On to 12 volt, there was nothing to stop you fitting bulb with a dichroic coating instead of an aluminium reflector. So you could fit wrong bulb and over heat the space behind the bulb. There were two ways of getting 12 volt, one was a wire wound transformer which was heavy, lasted for years and years, but had no voltage correction, however would work zero to rated watts, so LED can be used instead of tungsten without any change to power supply.

Then we have the switch mode power supply, far better with tungsten as had voltage compensation, often called electronic transformers also much lighter and cheaper, however they often have an output window like 35 - 105 VA (VA as far as you need to know is same as watts) so fitting a bulb under 35 watt and they would close down, so not suitable for LED.

Quartz bulbs should never be dimmed, the temperature of the quartz is that hot the tungsten will not stick to it, so returns to the filament, so with a quartz replacement often they also can't be dimmed, with LED there are three ways to limit the current, simple resistor, a capacitor or a switch mode module. So some are AC only and AC at 50 Hz, some are AC/DC and some DC only the latter normally more expensive and really designed for boats and caravans with a voltage 10 to 30, so DC types not found in most shops. The AC type normally state 50 Hz on them and you need a wire wound transformer for them.

For the MR16 replacement LED bulb it is rare that they need DC so not a driver, but a transformer. Driver should mean current regulated, however same name often used for voltage regulated.

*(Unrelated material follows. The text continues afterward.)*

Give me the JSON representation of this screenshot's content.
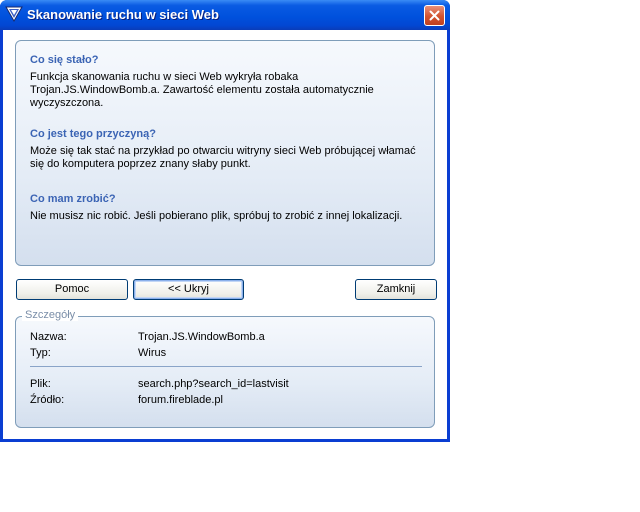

So have to be careful even with a 10 to 30 volt DC MR16 they may not work with a voltage regulated driver as often out put is not smoothed.

Old house has some 12 volt (extra low voltage) pods in the bathroom with a wire wound transformer where I have some Lidi 50 Hz LED lamps and works fine, new house are all 230 volt (low voltage) GU10 lamps.

Note in USA 12 volt is low voltage, every where else it's called extra low voltage, and 230 volt is low voltage, but some times lamps are incorrectly labelled.